Nos ponemos la camisa blanca, que es símbolo de tantas cosas que ya nadie sabrá qué significa, pero queda bien. Limpia y da esplendor, como el limpiacristales. Llevamos a los críos a la catequesis a aprender las partes más sencillas del dogma católico, porque por lo visto ayuda a formarlos y a convertirlos en hombres y mujeres de bien. Unos años más tarde miramos para otra parte si por la mañana la habitación del chaval huele a ginebra más de lo debido porque es normal que a esas edades comentan algunos excesos, todos lo hemos hecho, y al fin y al cabo, con ventilar un poco se acaba el problema.
Después les buscamos un buen hombre o una buena mujer. Que no le pegue, si es él, y que no se haya cepillado a toda la facultad si es ella. Porque hay cosas que cantan más de lo que puede soportar la concurrencia de una misa de doce en un domingo soleado de ciudad civilizada de occidente. Lo demás queda en la apacible historia no conocida. Qué más da si se le escatiman unos euros todos los meses a la seguridad social, si aquella dependienta sigue esperando por el pago de esos vestidos tan caros que se le antojaron a una madre por los sesenta y siete en un momento de depresión pasajera, si el albañil no cobró a tiempo y pasa por la oficina un día sí y otro también a escuchar aquello de "no sabemos cuándo volverá". Son pecaditos. Como aquellas copitas de vino dulce de nuestras abuelas que producían un atontamiento tan dulce como el licor y después una sed brutal.
Las reglas de una cierta clase de moralidad se han inventado para hacerlas valer sobre aquellos a quienes dominamos, y no tienen ninguna otra utilidad. Lo mismo que las iglesias han sido concebidas para que la doble moral tome carta de naturaleza y se acomode en las conciencias de manera suave y sin estridencias, pacíficamente. Allí se le da la mano a cualquier pordiosero justamente para que se aparte de nosotros en cuando salga, para que se busque la vida y no moleste. Porque apartarlos como a los animales no queda bien.
Y lo curioso es que puede pasar la vida en ese no querer saber lo que se sabe, en mantener la calma mientras todo se oculta convenientemente, sosegada y pacíficamente.

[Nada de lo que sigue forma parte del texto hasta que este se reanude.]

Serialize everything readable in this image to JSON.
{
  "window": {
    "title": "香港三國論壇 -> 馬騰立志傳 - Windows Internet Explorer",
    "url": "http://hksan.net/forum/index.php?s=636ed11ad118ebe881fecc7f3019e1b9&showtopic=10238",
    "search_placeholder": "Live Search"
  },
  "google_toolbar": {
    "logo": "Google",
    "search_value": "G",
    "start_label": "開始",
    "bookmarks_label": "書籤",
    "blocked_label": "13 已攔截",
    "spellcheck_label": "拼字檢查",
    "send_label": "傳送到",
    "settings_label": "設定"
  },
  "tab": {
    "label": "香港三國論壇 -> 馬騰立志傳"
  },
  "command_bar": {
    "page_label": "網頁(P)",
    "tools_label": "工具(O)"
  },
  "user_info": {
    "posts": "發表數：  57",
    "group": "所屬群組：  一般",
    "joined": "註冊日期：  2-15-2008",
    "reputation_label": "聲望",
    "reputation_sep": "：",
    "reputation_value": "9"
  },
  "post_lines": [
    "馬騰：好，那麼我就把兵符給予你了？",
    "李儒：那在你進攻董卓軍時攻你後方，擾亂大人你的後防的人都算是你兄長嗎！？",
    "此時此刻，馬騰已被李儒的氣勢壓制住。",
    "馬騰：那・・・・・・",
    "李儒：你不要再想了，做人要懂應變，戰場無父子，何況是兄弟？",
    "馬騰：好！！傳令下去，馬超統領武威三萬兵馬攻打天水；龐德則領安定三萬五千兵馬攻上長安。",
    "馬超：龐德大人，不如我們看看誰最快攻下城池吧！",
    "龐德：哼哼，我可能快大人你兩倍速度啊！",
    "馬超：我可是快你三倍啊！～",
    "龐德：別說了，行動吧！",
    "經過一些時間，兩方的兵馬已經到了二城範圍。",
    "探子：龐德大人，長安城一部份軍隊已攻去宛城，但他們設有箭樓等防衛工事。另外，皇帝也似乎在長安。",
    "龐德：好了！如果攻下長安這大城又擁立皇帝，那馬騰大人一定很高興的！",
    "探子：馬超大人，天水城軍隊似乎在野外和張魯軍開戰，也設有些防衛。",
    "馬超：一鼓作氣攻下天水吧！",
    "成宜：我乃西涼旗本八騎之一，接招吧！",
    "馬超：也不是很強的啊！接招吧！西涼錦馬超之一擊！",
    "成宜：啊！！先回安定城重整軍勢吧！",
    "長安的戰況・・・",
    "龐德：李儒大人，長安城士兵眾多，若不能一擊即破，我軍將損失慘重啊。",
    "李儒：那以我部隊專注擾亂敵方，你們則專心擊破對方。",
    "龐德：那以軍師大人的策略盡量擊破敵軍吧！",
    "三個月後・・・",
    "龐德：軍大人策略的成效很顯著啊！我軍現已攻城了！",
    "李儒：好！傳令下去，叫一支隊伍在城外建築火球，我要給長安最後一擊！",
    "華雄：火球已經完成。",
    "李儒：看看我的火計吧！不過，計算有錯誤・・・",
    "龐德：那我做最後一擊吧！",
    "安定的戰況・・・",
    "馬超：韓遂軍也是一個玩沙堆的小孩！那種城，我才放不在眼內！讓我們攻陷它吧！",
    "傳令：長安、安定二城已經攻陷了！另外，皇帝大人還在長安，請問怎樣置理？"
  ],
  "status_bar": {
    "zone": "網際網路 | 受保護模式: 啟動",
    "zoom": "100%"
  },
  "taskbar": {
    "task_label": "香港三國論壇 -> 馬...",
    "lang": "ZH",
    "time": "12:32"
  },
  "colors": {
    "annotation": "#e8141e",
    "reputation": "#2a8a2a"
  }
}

Qué extrañas nos resultarían esas comunidades donde el sexo no se esconde, donde las parejas retozan en una hamaca mientras los niños corretean a su alrededor mirándolos de vez en cuando con cara de curiosidad pero sin interrumpir sus interminables juegos. Hemos convertido la vida en una pura ocultación y al final no es extraño que huyamos de nosotros mismos, inconscientemente horrorizados ante tanta superchería.
Ni siquiera los viejos lo superan, pasada ya la vida, cuando ante unas copitas de orujo sonríen al recordar. El dichoso Braulio, cuentan, tan devoto él, que no podía estar en ningún sitio sin que lo persiguiera algún marido. Y las viejas, si están a la mesa, ríen con ellos y menean la cabeza como ahuyentando los malos pensamientos. Y aún algún secreto quedará ahí, entre la luz crepuscular y las copitas menudas que van dando cuenta de la botella de licor, porque quizás alguno de los presentes no debe saber según qué cosas. Cuántos secretos se irán a la tumba...
Asombra observar con qué celo se guardan los secretos de la vida afectiva, muy en particular, y cómo al final del camino todo son sonrisas cuando se recuerdan. Cómo las cicatrices y las furibundas críticas que levantaba la licenciosa vida del dichoso Braulio, son ahora objeto de una dulce indulgencia y una sonrisa donde late la complicidad cuando no la pura envidia. Condenado viejo, dirán unos y otras, recordando su lúbrica faceta mucho más que su laboriosidad o su prudencia con los negocios. Como si todo lo demás no hubiera merecido realmente la pena y ahora esos pecados fueran lo único realmente valioso. Nuestros trofeos para el más allá. Eso que nos hace pensar, “me habéis jodido, pero no tanto como pensabais”.
Será que lo que duele quedó atado a un momento en el tiempo y más allá del día, el mes y el año, no tiene más destino que el puro agotamiento. Y que al final de todo, a fuerza de golpes, decepciones y caídas, uno aprende que en la vida sólo hay una cosa que merezca la pena, y es vivir. Y a la moral se le aflojan las carnes de tan atroz manera que todos los potingues, las cremas y los afeites sólo sirven para darle una apariencia aún más penosa. Como a esas estrellas que, ya en los setenta, pasean su palmito por la televisión, naufragando en la patética fantasía de sus propios delirios.